Mom Enough is a collection of articles, by various authors, that first appeared on Desiring God. You can get it as a free ebook. I got to it via Rachel Pieh Jones’ blog, and her contributions are the most consistently gospel focused. When mums feel inadequate, God calls us:

Chosen, Daughter, Righteous, Honored, Heir, Forgiven, Redeemed. Trusting in God, because of Christ, I will rise from the graveyard of mommy war victims, victorious and filled with resurrection power. Living in his perfect sufficiency, I will live to parent another day. Never mom enough, but filled with the One who is always enough. (Jones)

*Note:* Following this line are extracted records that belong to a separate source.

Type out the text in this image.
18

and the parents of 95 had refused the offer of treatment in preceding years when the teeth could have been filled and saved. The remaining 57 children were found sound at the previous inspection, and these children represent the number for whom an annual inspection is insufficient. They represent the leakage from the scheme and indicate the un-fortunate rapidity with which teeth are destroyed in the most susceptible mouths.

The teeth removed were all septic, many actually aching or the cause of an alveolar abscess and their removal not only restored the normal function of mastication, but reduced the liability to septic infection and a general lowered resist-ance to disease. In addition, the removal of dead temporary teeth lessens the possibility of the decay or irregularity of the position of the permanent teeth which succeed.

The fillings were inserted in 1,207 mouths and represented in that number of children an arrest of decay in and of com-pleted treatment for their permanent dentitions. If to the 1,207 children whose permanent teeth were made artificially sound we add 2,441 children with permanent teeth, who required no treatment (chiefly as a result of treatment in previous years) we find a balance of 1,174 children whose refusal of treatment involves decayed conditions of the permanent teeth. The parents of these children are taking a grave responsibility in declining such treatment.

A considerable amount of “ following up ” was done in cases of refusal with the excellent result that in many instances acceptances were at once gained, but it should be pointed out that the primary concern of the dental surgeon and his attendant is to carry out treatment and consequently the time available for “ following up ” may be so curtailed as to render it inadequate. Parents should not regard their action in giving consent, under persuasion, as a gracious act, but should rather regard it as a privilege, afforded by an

According to the editor’s preface, the aim of the book is “not to boost a mother’s self-sufficiency, but to build her fearlessness as she finds her sufficiency outside of herself.” Unfortunately, the framework of the book is one that is combative. Take this passage from the first chapter (‘the article that started it all’) on how ‘our culture’ views children and mothering:

Children are the last thing your should ever spend your time doing… When you are in public with them, you are standing with and defending the objects of cultural dislike… You represent everything that our culture hates. (Jankovic)

(Because no non-Christian would ever love her child or sacrifice for her?)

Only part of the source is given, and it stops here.